The movie ends with an alliance between the hitherto hostile siblings and Ferris' parents remaining in their state of happy ignorance. The entire plot relies on the assumption "your parents won't know because they're not around enough to be involved in your life and know what is going on with you". Ferris is cocky and unlikeable (to me anyway) and gets away with it because the one adult aware of his behaviour is rendered powerless to do anything about it. But a deeper reading would indicate Ferris is like this because of lack of parental involvement; the only one aware of what is going on and trying to hold him accountable is his older sister. His parents are kind fools, even though (presumably) they are successful adults in the world of work and society. They are unaware of what their son is really doing and in a way don't care enough to find out, maybe he pulls off stunts like this because at least if he's caught and they hold him accountable, they're active in his life. Ferris is still a child, or at least immature; his Big Plan to reset the car's odometer and keep Cameron's dad ignorant fails horribly. It's the first actual consequence to their actions that happens, and even though it's the catalyst for Cameron to confront his father, we never see the fall-out of that. So we're left with "Ferris had a great time and successfully got away with it all", and no follow-up on "but what happened to Cameron and Sloane?"

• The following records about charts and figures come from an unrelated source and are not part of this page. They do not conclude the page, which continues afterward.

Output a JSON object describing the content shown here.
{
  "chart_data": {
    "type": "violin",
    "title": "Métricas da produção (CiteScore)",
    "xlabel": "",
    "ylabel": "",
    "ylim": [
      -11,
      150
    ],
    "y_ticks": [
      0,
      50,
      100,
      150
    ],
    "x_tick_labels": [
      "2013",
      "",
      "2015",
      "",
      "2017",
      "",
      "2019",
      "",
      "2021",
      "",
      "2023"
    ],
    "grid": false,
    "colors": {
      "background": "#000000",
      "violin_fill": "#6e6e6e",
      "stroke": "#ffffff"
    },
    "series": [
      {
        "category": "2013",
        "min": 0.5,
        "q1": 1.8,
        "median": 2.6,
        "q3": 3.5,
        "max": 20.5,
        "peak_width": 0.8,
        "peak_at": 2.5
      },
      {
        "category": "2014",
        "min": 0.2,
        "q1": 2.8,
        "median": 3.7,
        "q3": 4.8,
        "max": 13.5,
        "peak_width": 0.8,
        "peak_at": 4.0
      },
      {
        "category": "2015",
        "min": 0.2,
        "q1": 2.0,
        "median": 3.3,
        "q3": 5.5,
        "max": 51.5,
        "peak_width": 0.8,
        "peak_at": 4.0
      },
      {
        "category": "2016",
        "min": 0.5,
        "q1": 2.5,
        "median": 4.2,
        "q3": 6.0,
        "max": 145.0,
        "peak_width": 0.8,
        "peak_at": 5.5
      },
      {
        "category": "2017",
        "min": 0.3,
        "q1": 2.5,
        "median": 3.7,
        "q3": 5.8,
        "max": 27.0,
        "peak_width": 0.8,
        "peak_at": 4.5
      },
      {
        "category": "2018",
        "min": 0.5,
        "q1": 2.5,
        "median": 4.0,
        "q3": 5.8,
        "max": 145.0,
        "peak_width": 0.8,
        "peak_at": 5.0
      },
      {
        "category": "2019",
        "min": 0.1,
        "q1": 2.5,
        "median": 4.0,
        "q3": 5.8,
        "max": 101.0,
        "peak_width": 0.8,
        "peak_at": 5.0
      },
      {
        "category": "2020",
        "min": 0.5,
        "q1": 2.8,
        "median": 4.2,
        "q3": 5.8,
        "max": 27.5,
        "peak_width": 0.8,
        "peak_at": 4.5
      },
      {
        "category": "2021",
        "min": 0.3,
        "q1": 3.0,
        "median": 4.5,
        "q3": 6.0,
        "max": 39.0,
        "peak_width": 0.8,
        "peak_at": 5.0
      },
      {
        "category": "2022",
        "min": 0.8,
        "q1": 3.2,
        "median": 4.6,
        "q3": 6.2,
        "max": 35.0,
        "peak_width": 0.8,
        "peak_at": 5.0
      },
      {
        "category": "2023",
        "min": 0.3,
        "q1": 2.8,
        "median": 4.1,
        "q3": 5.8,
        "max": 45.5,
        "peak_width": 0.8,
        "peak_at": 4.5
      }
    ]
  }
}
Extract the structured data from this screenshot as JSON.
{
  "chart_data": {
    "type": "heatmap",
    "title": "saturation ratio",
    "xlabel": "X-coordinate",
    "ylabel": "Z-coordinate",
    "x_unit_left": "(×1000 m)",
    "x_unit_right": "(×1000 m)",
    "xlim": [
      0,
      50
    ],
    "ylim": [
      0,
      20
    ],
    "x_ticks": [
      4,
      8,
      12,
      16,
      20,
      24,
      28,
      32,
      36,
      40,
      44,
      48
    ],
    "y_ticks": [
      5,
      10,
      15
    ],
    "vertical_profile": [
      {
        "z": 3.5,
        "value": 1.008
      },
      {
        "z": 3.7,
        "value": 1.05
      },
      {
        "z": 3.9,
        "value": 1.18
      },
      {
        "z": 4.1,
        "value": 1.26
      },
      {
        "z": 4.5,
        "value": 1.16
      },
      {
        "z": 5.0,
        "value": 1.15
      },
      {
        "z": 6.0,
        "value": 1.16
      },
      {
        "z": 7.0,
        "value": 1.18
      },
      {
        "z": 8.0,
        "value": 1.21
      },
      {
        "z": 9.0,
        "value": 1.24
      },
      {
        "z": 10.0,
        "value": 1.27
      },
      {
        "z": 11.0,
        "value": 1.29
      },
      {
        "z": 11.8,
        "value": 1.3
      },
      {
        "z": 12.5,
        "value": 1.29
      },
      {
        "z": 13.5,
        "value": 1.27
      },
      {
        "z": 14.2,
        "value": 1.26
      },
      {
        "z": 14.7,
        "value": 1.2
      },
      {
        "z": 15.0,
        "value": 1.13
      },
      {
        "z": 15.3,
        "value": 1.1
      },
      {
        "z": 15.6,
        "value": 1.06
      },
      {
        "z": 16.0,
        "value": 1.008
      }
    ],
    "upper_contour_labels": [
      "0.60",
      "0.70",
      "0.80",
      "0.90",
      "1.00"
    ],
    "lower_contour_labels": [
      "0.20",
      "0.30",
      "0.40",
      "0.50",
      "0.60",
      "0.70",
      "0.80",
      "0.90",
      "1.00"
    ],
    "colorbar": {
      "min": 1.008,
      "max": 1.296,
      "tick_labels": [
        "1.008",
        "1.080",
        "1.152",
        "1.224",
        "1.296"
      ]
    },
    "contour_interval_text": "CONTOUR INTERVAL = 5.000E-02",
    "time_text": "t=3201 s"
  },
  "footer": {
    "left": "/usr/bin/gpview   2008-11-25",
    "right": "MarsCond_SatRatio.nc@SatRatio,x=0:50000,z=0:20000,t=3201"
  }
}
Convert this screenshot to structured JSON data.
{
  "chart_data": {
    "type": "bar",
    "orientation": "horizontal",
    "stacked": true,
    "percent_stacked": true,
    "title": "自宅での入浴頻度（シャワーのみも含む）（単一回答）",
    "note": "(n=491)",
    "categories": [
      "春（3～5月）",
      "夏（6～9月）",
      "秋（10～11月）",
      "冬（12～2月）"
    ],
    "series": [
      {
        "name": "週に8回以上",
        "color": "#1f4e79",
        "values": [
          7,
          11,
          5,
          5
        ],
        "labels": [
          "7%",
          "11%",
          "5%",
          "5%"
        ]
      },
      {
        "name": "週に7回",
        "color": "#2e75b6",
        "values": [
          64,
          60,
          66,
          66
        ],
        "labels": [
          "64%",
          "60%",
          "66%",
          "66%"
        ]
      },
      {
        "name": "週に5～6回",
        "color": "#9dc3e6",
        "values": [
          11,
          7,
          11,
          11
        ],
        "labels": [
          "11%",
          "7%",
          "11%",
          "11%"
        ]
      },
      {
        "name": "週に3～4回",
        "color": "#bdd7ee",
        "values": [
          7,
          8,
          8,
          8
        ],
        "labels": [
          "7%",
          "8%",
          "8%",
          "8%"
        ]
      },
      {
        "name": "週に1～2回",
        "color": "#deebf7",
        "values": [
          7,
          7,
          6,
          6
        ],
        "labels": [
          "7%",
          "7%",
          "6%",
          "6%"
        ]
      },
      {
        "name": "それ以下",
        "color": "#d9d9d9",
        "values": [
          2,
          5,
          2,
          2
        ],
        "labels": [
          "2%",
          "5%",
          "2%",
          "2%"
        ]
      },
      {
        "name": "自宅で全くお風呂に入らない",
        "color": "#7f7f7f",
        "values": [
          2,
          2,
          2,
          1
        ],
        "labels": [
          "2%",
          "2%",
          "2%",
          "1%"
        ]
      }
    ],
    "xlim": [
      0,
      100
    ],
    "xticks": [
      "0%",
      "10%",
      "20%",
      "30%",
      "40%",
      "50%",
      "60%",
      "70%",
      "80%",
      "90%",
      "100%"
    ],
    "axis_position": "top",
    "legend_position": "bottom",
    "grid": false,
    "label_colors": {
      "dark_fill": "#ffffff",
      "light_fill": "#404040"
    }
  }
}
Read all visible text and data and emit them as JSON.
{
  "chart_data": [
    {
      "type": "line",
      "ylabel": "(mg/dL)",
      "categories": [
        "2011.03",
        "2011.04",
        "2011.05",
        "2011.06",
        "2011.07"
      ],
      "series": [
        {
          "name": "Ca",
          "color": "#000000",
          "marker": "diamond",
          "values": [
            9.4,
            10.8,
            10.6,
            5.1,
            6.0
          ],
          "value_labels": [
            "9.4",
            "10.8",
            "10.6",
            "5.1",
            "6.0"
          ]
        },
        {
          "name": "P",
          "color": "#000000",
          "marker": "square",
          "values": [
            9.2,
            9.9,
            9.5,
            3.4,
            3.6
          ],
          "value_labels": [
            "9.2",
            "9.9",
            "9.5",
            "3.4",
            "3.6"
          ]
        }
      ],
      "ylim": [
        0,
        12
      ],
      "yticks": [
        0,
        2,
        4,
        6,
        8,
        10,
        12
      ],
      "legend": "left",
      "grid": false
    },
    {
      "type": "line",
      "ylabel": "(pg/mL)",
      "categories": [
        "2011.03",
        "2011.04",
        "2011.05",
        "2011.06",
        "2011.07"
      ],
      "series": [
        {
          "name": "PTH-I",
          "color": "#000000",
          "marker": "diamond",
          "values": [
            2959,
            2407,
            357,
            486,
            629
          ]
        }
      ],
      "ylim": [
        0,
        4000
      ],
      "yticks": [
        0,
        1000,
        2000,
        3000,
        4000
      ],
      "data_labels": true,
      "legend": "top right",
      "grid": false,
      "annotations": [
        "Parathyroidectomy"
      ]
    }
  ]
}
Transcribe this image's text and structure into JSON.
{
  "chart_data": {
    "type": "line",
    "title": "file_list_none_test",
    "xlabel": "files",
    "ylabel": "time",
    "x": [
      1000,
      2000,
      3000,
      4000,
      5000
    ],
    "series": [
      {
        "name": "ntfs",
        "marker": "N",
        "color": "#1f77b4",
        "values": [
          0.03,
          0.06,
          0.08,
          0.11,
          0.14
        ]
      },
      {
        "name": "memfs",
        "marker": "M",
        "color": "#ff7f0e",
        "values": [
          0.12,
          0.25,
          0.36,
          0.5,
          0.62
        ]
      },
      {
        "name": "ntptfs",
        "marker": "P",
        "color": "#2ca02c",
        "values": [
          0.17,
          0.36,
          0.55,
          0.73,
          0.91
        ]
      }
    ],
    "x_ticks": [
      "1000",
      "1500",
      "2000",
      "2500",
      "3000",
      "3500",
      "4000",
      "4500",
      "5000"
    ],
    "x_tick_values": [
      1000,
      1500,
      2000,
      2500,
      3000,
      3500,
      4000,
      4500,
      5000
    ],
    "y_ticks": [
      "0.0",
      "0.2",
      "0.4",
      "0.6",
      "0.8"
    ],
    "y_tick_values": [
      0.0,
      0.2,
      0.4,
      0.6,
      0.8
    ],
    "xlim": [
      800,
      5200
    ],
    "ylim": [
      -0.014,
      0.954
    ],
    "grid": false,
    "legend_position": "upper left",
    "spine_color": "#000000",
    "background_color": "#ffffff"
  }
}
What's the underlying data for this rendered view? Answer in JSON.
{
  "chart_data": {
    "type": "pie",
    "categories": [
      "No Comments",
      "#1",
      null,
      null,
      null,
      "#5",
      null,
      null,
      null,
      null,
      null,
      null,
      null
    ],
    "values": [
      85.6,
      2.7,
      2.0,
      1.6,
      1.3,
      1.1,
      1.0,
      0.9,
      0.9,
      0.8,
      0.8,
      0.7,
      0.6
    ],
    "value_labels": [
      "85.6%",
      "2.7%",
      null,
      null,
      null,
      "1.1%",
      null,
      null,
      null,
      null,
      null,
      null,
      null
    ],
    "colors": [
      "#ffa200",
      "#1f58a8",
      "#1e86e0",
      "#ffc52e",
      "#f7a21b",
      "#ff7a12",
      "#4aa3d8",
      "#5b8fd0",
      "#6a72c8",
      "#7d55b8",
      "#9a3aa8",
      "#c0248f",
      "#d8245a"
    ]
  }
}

And since the movie is set in the week before they graduate high school, they'll all be going off to begin their adult lives, to be out of the family home, to formally separate from their parents, and there will never be that opportunity for them to be seen as who they are.
Oh, well: that was too deep for a fun movie very much of its time.
There's a term I haven't heard in a while. But I do remember hearing a lot about it in the early 90s, including, iirc, actual TV commercials denigrating it, presumably paid for by some kind of advocacy group.
The simple explanation is that they don’t exist anymore.